Чуть дальше по коридору стоял Янов, курил и со знакомой, искренней улыбкой слушал высокого штатского. Кто он, Фурашов не знал. Тот возвышался над маршалом на две головы. Речь шла тоже о чем-то веселом: брови Янова взметывались, глаза под ними искрились молодо, задорно — была минутная отрешенность от дел, минутный отдых от забот.
На лице профессора Бутакова, во всей фигуре — привычное, отточенное до малейших деталей достоинство. Фурашов знал: в иных условиях, на отдыхе, в пойме реки, куда по воскресеньям, оторванные от семей и московских квартир, живущие здесь по нескольку месяцев безвыездно, одуревшие от недельной работы на бетоне, в духоте горячих, каленых аппаратурных отсеков, вырывались конструкторы и военные, Борис Силыч становился простым, естественным, заядлым рыболовом. Раздевшись до трусов, обтягивавших полнеющий, округлый живот, в тюбетейке, смастеренной из носового платка — четыре усика торчали из узелков, — он простаивал в воде часами, после сам варил рыбацкую, тройную уху, а позднее и первый, прикрякнув молодецки, поднимал стопку. Что ж, можно понять его подчиненных, понять восхищение Сергея Умнова, но вчерашние его слова...
— Все в сборе? — Янов взглянул на часы, повел головой влево-вправо по коридору, дымному и людному. Фурашову показалось: взгляд маршала, чуть удивленный, скользнул и по его одинокой фигуре. — Будем начинать, товарищи! Как, Борис Силыч?
И, широко расставив руки, как бы приглашая и вместе с тем пропуская своих собеседников впереди себя, Янов пошел по коридору к открытой двери.
— Сергей, стой! Откуда ты? — Фурашов схватил за рукав пиджака Умнова, появившегося тут, в коридоре, с опозданием. — Погоди, Сережа... — И потянул к стенке, радуясь, что наконец дождался, и сразу же испытывая во рту горечь и вязкость от волнения: как сказать?
— Контроль функционирования провели. — Умнов смотрел на него с веселым прищуром. — И знаешь, ажур! «Сигмы» держат железно.
— Слушай, Сережа... — Фурашов сглотнул вяжущий комок, будто только что, как в детстве, наелся терна. — Думал над твоими словами.

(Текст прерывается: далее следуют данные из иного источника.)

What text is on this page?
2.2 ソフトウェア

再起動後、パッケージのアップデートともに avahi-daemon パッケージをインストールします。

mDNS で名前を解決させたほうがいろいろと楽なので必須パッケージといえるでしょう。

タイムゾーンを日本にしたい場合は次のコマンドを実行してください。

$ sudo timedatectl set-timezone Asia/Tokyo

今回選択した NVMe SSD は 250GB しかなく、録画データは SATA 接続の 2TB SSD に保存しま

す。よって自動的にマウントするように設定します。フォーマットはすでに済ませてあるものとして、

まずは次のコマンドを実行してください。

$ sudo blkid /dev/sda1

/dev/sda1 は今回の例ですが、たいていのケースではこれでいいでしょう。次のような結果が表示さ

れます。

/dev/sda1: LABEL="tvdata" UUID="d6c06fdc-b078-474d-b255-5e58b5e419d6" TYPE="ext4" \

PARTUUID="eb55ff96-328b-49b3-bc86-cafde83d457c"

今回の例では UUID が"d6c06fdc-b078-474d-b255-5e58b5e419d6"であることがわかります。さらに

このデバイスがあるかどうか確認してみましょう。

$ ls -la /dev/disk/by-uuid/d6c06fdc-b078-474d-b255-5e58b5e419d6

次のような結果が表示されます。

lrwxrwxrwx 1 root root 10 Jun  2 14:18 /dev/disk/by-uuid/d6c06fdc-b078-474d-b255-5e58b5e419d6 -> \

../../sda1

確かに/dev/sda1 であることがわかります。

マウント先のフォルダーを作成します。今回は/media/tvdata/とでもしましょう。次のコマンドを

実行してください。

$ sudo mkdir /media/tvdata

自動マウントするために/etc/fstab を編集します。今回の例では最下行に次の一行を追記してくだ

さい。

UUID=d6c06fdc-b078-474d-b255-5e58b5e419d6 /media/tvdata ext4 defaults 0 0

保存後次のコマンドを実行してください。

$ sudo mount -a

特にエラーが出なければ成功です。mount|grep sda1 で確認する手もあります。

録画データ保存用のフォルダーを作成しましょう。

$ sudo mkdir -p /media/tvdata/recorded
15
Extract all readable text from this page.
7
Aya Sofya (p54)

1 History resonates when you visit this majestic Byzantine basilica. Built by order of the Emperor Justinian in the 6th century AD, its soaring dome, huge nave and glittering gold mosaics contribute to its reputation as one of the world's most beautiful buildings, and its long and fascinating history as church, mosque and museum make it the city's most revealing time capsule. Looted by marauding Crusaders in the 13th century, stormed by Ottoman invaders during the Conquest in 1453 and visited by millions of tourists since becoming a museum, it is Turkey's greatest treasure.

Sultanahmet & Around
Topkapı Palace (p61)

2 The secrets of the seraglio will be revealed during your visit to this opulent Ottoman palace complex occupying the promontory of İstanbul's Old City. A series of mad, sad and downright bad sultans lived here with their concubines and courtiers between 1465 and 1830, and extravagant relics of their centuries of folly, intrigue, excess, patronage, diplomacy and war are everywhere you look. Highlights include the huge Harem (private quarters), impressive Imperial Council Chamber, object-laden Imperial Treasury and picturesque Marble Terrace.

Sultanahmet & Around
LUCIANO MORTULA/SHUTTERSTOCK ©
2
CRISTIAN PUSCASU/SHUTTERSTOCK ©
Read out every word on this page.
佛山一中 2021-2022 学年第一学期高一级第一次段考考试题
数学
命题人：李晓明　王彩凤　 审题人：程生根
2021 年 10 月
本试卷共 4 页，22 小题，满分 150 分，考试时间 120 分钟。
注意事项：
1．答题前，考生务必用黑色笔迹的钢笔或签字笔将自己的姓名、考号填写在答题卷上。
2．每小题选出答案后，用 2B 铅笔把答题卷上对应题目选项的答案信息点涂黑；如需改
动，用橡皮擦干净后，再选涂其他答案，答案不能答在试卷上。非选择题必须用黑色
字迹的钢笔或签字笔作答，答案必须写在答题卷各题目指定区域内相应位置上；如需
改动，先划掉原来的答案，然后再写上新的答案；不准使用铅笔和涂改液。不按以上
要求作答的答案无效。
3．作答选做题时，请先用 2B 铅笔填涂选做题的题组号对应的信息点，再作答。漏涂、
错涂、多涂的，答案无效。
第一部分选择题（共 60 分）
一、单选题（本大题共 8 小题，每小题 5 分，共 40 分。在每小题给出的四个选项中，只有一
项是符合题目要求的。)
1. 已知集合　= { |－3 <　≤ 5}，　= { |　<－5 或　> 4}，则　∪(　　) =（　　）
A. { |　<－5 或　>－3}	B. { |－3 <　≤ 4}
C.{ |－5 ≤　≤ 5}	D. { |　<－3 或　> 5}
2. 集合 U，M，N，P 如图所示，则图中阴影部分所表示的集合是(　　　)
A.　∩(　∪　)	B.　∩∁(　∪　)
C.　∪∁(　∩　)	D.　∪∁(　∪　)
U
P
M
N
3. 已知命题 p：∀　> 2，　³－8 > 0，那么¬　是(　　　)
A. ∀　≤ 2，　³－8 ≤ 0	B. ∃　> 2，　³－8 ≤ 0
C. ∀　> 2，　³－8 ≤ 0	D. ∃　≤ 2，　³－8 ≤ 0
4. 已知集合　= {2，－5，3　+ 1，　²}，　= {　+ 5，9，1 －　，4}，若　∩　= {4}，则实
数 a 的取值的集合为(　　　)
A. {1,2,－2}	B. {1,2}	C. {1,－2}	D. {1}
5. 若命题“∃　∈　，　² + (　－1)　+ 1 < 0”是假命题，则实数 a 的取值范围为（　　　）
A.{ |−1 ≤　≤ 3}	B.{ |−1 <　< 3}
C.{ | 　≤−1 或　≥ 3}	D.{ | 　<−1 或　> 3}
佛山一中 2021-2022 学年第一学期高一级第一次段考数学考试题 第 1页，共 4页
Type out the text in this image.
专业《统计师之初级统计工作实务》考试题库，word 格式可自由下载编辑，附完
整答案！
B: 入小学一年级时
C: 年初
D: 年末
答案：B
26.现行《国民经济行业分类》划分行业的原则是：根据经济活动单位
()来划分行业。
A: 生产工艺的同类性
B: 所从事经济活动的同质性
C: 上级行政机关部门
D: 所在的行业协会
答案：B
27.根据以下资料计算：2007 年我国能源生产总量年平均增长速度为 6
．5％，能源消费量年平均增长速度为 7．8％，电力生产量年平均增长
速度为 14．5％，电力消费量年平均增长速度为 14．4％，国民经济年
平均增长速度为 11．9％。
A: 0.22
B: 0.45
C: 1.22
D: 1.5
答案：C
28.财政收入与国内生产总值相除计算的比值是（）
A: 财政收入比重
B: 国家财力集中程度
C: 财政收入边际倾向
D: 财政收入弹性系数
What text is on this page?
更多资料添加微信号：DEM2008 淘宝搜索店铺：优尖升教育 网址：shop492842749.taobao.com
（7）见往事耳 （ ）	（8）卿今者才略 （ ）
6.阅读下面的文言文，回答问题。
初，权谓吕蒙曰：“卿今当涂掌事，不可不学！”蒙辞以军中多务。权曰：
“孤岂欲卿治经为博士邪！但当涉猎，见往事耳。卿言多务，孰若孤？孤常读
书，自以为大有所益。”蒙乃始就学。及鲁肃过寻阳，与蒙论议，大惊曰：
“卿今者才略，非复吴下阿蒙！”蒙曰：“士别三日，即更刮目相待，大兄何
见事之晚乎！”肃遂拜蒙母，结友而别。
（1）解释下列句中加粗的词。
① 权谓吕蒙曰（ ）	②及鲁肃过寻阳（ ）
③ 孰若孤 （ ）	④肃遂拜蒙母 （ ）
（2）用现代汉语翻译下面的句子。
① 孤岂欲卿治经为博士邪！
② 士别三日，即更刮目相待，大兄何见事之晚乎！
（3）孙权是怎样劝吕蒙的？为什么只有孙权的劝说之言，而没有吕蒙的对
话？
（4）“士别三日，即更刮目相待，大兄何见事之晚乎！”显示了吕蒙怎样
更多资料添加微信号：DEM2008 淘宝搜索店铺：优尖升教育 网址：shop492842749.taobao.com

Скажи все сейчас тут...
— Чудак, Алешка! — Умнов усмехнулся и звонко похлопал по руке Фурашова, и в этом похлопывании друга Фурашов почувствовал обидную снисходительность, точно тот хотел сказать: «Эх ты, клюнул... всего на минутную слабость!»
Фурашов даже опешил, когда вслед за тем услышал тоже весело сказанные и, должно быть, потому неприятно царапнувшие слова Умнова:
— Истина — джин в бутылке! А джины, как известно, имеют свойство и выходить... Пошли, опаздываем!
Сдержанный, приглушенный говор на командном пункте сливался в общий низкий гул. И вдруг в динамике булькнуло, словно кто-то невидимый отпил из стакана воды, и вслед за тем отчетливо прозвучало:
— Внимание! В воздухе высотная скоростная цель!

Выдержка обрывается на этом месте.